On Writing Bad Poetry (And Publishing It)

So the poems on this blog (I speak here only of my own poems, not the poems of others I sometimes, perhaps rarely, analyze for their triumphs and imperfections) are at their best the first draft of poetry. I write them as they come to me, indeed almost always at a single sitting. I rarely revise, at least after the lines have come to me; on occasion a rhyme or a meter will prove more difficult than I thought, or a thought itself harder to squeeze into form, and so I will rubbish a line or an ending or even a quatrain, but it is rare. If there is a spectrum from Ben Jonson's praise/dispraise of Shakespeare that he never blotted a line but "would that he had blotted out a thousand," I, while no Shakespeare by even anyone's most fevered dreamed imagining, am rather towards his end than Jonson's own. I write what comes and publish it, and not never but infrequently look back.

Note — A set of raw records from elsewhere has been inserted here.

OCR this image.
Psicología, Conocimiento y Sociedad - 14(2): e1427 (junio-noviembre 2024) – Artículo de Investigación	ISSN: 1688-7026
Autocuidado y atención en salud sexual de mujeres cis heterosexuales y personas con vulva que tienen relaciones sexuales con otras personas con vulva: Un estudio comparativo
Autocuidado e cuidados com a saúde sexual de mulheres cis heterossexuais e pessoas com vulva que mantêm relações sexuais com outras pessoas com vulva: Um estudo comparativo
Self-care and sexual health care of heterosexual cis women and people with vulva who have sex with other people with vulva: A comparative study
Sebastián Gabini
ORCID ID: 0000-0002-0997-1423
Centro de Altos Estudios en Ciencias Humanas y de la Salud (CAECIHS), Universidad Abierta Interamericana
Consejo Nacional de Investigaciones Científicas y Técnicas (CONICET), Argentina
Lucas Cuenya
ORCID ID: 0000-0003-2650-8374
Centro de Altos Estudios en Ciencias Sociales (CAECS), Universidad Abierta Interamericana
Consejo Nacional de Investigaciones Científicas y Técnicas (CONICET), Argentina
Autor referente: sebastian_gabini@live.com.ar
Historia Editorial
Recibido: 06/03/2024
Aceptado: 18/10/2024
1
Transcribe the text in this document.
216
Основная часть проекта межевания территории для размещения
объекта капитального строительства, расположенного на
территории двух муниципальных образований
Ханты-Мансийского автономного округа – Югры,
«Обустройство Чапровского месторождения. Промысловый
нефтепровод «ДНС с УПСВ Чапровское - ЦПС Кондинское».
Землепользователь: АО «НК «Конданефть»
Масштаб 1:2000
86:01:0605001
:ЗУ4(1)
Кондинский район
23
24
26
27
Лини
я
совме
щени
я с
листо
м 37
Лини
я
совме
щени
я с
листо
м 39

This is a longwinded way of saying what longtime readers and even shorttime readers have no doubt noticed: I write a lot of bad poems here.

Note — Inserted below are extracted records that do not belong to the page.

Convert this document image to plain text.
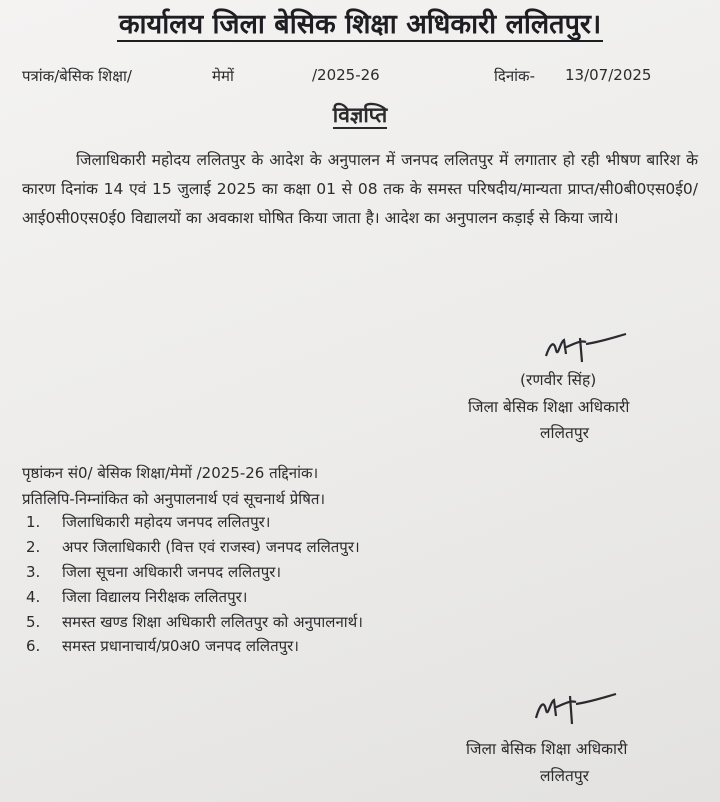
कार्यालय जिला बेसिक शिक्षा अधिकारी ललितपुर।
पत्रांक/बेसिक शिक्षा/	मेमों	/2025-26	दिनांक- 13/07/2025
विज्ञप्ति
जिलाधिकारी महोदय ललितपुर के आदेश के अनुपालन में जनपद ललितपुर में लगातार हो रही भीषण बारिश के कारण दिनांक 14 एवं 15 जुलाई 2025 का कक्षा 01 से 08 तक के समस्त परिषदीय/मान्यता प्राप्त/सी0बी0एस0ई0/आई0सी0एस0ई0 विद्यालयों का अवकाश घोषित किया जाता है। आदेश का अनुपालन कड़ाई से किया जाये।
(रणवीर सिंह)
जिला बेसिक शिक्षा अधिकारी
ललितपुर
पृष्ठांकन सं0/ बेसिक शिक्षा/मेमों /2025-26 तद्दिनांक।
प्रतिलिपि-निम्नांकित को अनुपालनार्थ एवं सूचनार्थ प्रेषित।
1. जिलाधिकारी महोदय जनपद ललितपुर।
2. अपर जिलाधिकारी (वित्त एवं राजस्व) जनपद ललितपुर।
3. जिला सूचना अधिकारी जनपद ललितपुर।
4. जिला विद्यालय निरीक्षक ललितपुर।
5. समस्त खण्ड शिक्षा अधिकारी ललितपुर को अनुपालनार्थ।
6. समस्त प्रधानाचार्य/प्र0अ0 जनपद ललितपुर।
जिला बेसिक शिक्षा अधिकारी
ललितपुर
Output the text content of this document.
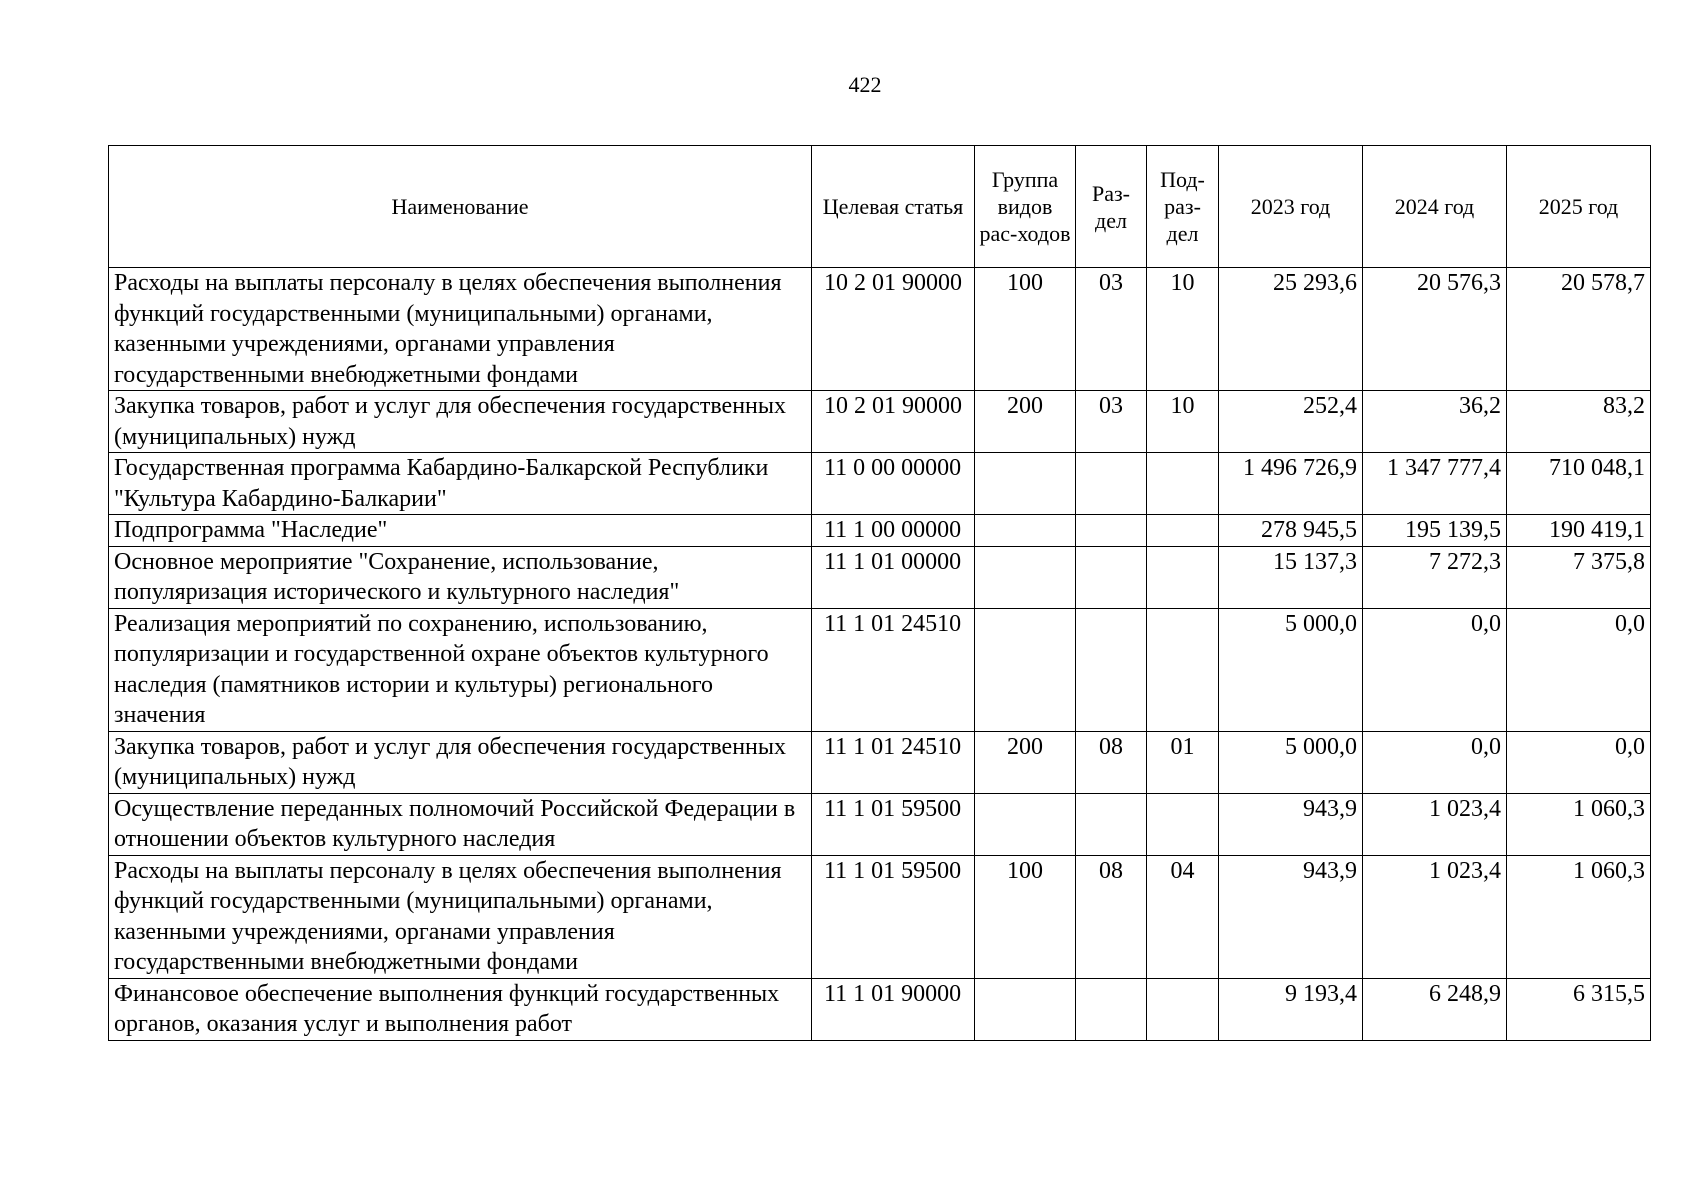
422
Наименование	Целевая статья	Группа видов рас-ходов	Раз-дел	Под-раз-дел	2023 год	2024 год	2025 год
Расходы на выплаты персоналу в целях обеспечения выполнения функций государственными (муниципальными) органами, казенными учреждениями, органами управления государственными внебюджетными фондами	10 2 01 90000	100	03	10	25 293,6	20 576,3	20 578,7
Закупка товаров, работ и услуг для обеспечения государственных (муниципальных) нужд	10 2 01 90000	200	03	10	252,4	36,2	83,2
Государственная программа Кабардино-Балкарской Республики "Культура Кабардино-Балкарии"	11 0 00 00000				1 496 726,9	1 347 777,4	710 048,1
Подпрограмма "Наследие"	11 1 00 00000				278 945,5	195 139,5	190 419,1
Основное мероприятие "Сохранение, использование, популяризация исторического и культурного наследия"	11 1 01 00000				15 137,3	7 272,3	7 375,8
Реализация мероприятий по сохранению, использованию, популяризации и государственной охране объектов культурного наследия (памятников истории и культуры) регионального значения	11 1 01 24510				5 000,0	0,0	0,0
Закупка товаров, работ и услуг для обеспечения государственных (муниципальных) нужд	11 1 01 24510	200	08	01	5 000,0	0,0	0,0
Осуществление переданных полномочий Российской Федерации в отношении объектов культурного наследия	11 1 01 59500				943,9	1 023,4	1 060,3
Расходы на выплаты персоналу в целях обеспечения выполнения функций государственными (муниципальными) органами, казенными учреждениями, органами управления государственными внебюджетными фондами	11 1 01 59500	100	08	04	943,9	1 023,4	1 060,3
Финансовое обеспечение выполнения функций государственных органов, оказания услуг и выполнения работ	11 1 01 90000				9 193,4	6 248,9	6 315,5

And I think that's a good thing.

Admittedly, I do believe based on my acquaintance and reading that most if not all poets and indeed writers are better at and more comfortable with revision than I am. If so, in their cases, there may be virtue inherent in holding on to poems and tinkering, improving, and developing them. In my case, though, editing prose is something I can do; editing poetry (well) is a gift so far beyond my sphere.

As such, I am fundamentally faced with the question not of publishing a good poem or a bad, but of whether to publish or abandon work; whether to write or simply not; whether to put out into the world a poem that may be (or indeed, is) bad or no poem at all. And there are those, I do not doubt, to whom the latter answer is obviously preferable, especially given the frequency of late with which I have produced no poetry of either stripe. Why not simply expand that gap one further day? Why put poetry out that is not good?

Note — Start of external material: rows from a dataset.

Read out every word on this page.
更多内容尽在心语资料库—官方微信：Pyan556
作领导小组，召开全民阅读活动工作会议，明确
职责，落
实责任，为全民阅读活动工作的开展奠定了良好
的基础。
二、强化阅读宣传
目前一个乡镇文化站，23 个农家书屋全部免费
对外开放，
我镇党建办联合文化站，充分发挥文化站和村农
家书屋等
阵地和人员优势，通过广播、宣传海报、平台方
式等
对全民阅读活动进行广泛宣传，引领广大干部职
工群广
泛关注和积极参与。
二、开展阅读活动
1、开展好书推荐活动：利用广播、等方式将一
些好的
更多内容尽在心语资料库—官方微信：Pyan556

My simplest answer to this assertion is that the good poetry relies on the bad. If I did not write the bad poems I would not write the good. I would not write any. And I much prefer a world in which I do write poems to one where I do not. And thus I write bad poems.

I have more to say on this topic, relating to how the bad poems produce the good, and why I publish it anyway in more detail, but for now I shall leave it there. Bad poetry is necessary as a means to good poetry; and publishing it is simply an acknowledgement of that.